Tomorrow is the appointment with Alex’s doctor. If we don’t get a renewal there, we’ll probably wait until Alex has moved (in a few weeks) to try with another doctor, but we’re really hoping that we can get him back on the Oregon Medical Marijuana Program right away.
Of course after Alex moves we’ll have to start searching for a sympathetic doctor once again. It’s unfortunate that there are so many obstacles in a situation like Alex’s, where trying any medication that might help makes sense, given what he’s on and how difficult and painful his life has been. And of course, even if we get the recommendation we still can’t give him his medicine often enough to really make a difference. I guess it’s more about making the statement and getting him a little relief now and then, rather than being able to really help him full-time.

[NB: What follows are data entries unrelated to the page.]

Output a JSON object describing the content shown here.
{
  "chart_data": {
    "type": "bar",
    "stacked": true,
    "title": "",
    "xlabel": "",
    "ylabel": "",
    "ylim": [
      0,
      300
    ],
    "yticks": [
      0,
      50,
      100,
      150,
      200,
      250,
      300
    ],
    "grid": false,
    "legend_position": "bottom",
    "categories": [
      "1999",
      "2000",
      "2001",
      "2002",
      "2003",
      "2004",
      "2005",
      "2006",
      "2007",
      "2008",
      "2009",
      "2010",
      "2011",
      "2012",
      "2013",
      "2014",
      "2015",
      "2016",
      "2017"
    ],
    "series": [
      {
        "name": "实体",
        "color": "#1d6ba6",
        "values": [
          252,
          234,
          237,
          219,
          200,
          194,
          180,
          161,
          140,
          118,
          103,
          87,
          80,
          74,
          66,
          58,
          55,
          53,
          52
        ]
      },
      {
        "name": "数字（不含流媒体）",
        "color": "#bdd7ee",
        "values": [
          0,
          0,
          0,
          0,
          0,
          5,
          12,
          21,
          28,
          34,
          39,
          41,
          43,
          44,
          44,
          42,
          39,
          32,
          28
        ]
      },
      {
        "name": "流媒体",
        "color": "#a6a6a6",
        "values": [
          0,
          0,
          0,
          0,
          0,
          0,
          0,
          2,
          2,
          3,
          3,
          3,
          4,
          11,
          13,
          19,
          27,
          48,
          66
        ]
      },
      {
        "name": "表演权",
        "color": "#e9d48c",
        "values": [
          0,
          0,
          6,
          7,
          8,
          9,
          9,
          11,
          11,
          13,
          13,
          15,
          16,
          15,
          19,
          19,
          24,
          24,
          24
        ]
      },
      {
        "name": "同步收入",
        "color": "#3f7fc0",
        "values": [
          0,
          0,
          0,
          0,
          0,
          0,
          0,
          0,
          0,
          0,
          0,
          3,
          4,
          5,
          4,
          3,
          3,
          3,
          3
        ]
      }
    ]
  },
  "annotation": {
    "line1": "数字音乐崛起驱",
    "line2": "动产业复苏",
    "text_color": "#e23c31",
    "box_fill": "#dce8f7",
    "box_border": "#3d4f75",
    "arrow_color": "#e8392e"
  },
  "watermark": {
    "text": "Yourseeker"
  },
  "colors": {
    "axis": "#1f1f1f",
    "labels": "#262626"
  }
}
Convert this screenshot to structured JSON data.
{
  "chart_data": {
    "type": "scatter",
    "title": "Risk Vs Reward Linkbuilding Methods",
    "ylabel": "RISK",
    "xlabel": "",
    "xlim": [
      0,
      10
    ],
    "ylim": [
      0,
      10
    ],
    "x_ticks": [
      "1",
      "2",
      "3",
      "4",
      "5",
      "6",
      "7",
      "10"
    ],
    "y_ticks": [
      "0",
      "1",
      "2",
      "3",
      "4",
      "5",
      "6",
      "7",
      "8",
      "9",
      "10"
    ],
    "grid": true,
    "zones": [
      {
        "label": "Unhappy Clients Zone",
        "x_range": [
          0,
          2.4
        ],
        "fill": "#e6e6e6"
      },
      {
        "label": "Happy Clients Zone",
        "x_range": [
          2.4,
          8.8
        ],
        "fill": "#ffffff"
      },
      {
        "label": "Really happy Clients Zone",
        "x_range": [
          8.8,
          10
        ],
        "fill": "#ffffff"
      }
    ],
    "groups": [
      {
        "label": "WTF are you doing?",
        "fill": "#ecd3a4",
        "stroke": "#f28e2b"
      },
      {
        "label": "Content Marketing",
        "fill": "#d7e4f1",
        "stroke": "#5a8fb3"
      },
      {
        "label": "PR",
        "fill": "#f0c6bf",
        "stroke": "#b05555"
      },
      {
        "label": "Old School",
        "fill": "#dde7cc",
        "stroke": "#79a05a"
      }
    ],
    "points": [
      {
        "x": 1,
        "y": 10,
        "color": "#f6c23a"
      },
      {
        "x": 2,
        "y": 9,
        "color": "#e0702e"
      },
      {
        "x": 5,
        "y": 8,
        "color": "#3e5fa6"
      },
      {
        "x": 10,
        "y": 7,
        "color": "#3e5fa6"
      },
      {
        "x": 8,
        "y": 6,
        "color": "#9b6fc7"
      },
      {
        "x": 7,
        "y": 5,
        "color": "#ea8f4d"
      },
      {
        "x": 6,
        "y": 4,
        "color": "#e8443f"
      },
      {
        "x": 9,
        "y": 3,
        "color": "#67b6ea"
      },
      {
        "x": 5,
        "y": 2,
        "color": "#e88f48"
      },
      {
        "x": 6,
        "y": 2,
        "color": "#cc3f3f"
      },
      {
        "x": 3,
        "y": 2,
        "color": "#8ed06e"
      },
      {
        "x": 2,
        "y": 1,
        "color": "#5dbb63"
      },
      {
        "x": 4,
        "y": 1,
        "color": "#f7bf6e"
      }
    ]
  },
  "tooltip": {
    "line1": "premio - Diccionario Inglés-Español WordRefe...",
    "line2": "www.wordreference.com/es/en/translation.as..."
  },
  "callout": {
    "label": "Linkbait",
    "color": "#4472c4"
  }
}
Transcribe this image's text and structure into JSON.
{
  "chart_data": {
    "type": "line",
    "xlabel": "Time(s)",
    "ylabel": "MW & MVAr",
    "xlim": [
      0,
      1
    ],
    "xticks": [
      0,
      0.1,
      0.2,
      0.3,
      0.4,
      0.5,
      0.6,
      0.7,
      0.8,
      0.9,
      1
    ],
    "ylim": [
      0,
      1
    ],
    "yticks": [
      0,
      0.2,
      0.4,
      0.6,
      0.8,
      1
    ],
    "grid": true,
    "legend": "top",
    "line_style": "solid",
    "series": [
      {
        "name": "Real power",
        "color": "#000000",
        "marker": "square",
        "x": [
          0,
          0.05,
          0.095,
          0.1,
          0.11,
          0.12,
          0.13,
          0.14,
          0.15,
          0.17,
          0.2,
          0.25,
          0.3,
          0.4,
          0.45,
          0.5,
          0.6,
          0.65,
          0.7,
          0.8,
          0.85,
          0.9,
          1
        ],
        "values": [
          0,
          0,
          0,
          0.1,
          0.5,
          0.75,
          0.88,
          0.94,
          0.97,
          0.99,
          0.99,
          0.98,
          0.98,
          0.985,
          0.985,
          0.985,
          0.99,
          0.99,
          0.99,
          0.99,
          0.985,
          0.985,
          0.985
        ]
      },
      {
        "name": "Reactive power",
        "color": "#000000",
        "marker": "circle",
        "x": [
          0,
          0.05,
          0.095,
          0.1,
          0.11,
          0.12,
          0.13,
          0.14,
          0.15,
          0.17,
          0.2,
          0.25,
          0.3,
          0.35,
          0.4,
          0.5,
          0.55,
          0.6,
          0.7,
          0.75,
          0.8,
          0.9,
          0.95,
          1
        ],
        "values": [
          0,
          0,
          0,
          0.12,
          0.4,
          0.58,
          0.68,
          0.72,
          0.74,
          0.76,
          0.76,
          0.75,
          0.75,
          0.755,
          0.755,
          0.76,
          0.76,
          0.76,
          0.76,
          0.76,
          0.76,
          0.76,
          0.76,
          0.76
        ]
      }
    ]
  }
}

It’s interesting how many people agree that Alex’s situation is completely cut-and-dry. He’s got such a rough life and he’s on so many medications that nobody I’ve talked to in-depth has ever actually said that they disagree or have concerns about the situation. Some people were initially worried about cognitive effects, but were quickly in agreement that Alex’s self-abuse is a far more clear and significant danger. One person was concerned about addiction, but admitted that the other drugs he’s on seem “just as dangerous”. Of course, I have talked with a few people who still disagree with loosening the medical marijuana laws, who believe that keeping it illegal is still a better choice “for the greater good” or something similar. They seem to honestly believe it’s better to let a few suffer than “risk” widespread marijuana use. Guess what? Marijuana use is already widespread. In fact, the war on drugs has done almost nothing to curb usage.
I wish there were a way to convince skeptics to actually research the subject. Read the report by Time magazine about how cannabis is not linked to long-term cognitive impairments. Look at cancer.gov’s report where, in laboratory studies with mice and rats, cannabis may have anti-tumor effects. Read about the science of cannabis to understand why pot smokers can’t die of overdose
I guess that’s neither here nor there at this point. I’ll just keep my fingers crossed for tomorrow’s appointment.